The mizmar is traditionally known as a “horn” because of its trumpet-like sound and shape. Versions of the mizmar can be found throughout the Middle East. In Egypt, mizmars are usually played at either weddings or as an accompaniment to dancers. The breathing technique is special: air is inhaled through the nose and stored in the cheeks before being channeled into the mizmar. The word mizmar can also be used to refer to a group of two or three mizmar musicians who are accompanied by a bass drum ensemble.

As one effect of modernization, the instrument is now often made out of metal and not with the original apricot wood, which has transformed both the sound of music but as well the lives of the few remaining artisans who use traditional techniques to make this instrument. The mizmar is made from a single block of wood with a separate mouth-piece.

As said before, the mizmar is generally made out of apricot wood, although some recent makers have begun to use beech. The instrument is most commonly lathed by a specialized turner; the finger-holes are then pierced with standard sizes and dimensions. Since the mizmar is a complex instrument, the preparation of its component parts requires skill and precision, especially as parts of it are made of materials other than wood. These parts have different shapes, sizes and forms; the details are as follows:

The Double Reed: The mizmar’s reed is made from a desert plant the Bedouins call Hagna. Collected from the desert and left to dry, it is cut and formed into a double reed.
The Bocal: A tube of aluminium or copper to which the reed is affixed from above, fitted from below into a wooden pipe that attaches it to the upper opening of the mizmar. This pipe is known as the laseq (bocal).
The Pirouette: Small cylinder of wood or plastic with a hole in the middle affixed at the bottom of the reed to allow it to touch the tips of the musician’s lips while playing it. It prevents air from escaping from between the lips of the musician outside the tips of the reed, especially important in light of the fact that circular breathing, mentioned above, is used to play the mizmar.
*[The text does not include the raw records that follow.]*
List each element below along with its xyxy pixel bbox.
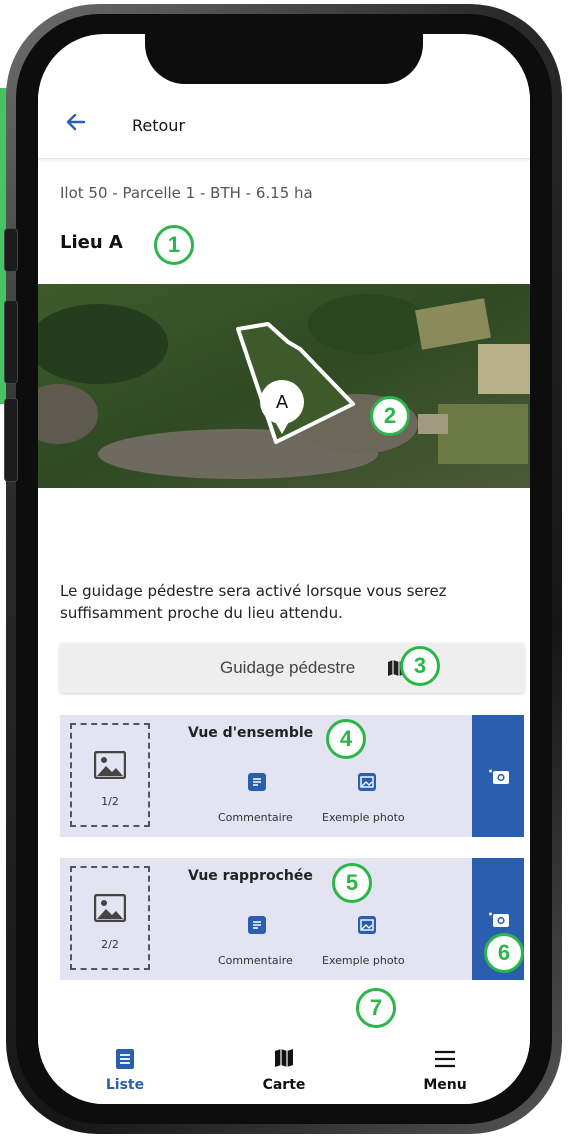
- map-marker-label[interactable]: A: [274, 392, 290, 413]
- nav-tab-liste[interactable]: Liste: [65, 1028, 185, 1104]
- annotation-badge-4: 4: [326, 719, 366, 759]
- pedestrian-guidance-button[interactable]: Guidage pédestre: [60, 643, 524, 693]
- app-header: Retour: [38, 94, 530, 159]
- nav-tab-carte[interactable]: Carte: [224, 1028, 344, 1104]
- back-button[interactable]: Retour: [132, 116, 185, 135]
- bottom-nav: Liste Carte Menu: [38, 1028, 530, 1104]
- volume-up-button: [4, 300, 18, 384]
- add-camera-icon: [489, 769, 509, 784]
- mute-switch: [4, 228, 18, 272]
- annotation-badge-5: 5: [332, 863, 372, 903]
- annotation-badge-6: 6: [484, 933, 524, 973]
- example-photo-label[interactable]: Exemple photo: [322, 811, 405, 824]
- guidance-button-label: Guidage pédestre: [220, 658, 356, 677]
- add-camera-icon: [489, 912, 509, 927]
- comment-icon[interactable]: [248, 773, 266, 791]
- image-icon: [94, 751, 126, 779]
- nav-label-liste: Liste: [105, 1077, 145, 1093]
- place-title: Lieu A: [60, 232, 123, 253]
- example-photo-label[interactable]: Exemple photo: [322, 954, 405, 967]
- map-icon: [275, 1049, 293, 1067]
- nav-label-menu: Menu: [423, 1077, 467, 1093]
- image-icon: [94, 894, 126, 922]
- annotation-badge-3: 3: [400, 646, 440, 686]
- photo-placeholder[interactable]: 2/2: [70, 866, 150, 970]
- volume-down-button: [4, 398, 18, 482]
- nav-label-carte: Carte: [262, 1077, 306, 1093]
- photo-placeholder[interactable]: 1/2: [70, 723, 150, 827]
- annotation-badge-7: 7: [356, 988, 396, 1028]
- photo-card: 1/2 Vue d'ensemble Commentaire Exemple p…: [60, 715, 524, 837]
- parcel-subtitle: Ilot 50 - Parcelle 1 - BTH - 6.15 ha: [60, 184, 313, 202]
- guidance-text: Le guidage pédestre sera activé lorsque …: [60, 582, 447, 622]
- photo-card-title: Vue rapprochée: [188, 868, 313, 884]
- hamburger-icon: [435, 1050, 455, 1068]
- example-photo-icon[interactable]: [358, 773, 376, 791]
- comment-label[interactable]: Commentaire: [218, 811, 293, 824]
- list-icon: [116, 1049, 134, 1069]
- annotation-badge-2: 2: [370, 396, 410, 436]
- notch: [145, 34, 423, 84]
- satellite-map[interactable]: A: [38, 284, 530, 488]
- nav-tab-menu[interactable]: Menu: [385, 1028, 505, 1104]
- photo-card: 2/2 Vue rapprochée Commentaire Exemple p…: [60, 858, 524, 980]
- comment-icon[interactable]: [248, 916, 266, 934]
- photo-count: 1/2: [101, 795, 119, 808]
- back-arrow-icon[interactable]: [64, 110, 88, 134]
- example-photo-icon[interactable]: [358, 916, 376, 934]
- add-photo-button[interactable]: [472, 715, 524, 837]
- phone-screen: Retour Ilot 50 - Parcelle 1 - BTH - 6.15…: [38, 34, 530, 1104]
- photo-count: 2/2: [101, 938, 119, 951]
- annotation-badge-1: 1: [154, 225, 194, 265]
- comment-label[interactable]: Commentaire: [218, 954, 293, 967]
- photo-card-title: Vue d'ensemble: [188, 725, 314, 741]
There are four different sizes of mizmar in Egypt, in both length and width. Each produces a sound commensurate with the length and width of its pipe. The role of each of these sizes of mizmar is specific to the degree and nature of the sound made by each.

The sebss is the smallest mizmar. Its sound is the sharpest and most brilliant, and it is used to play main melodies. In contrast, the aba, the largest and deepest-sounding of the mizmars, is used to provide accompaniment to main themes and play melodic passages according to the traditions of mizmar musical ensembles.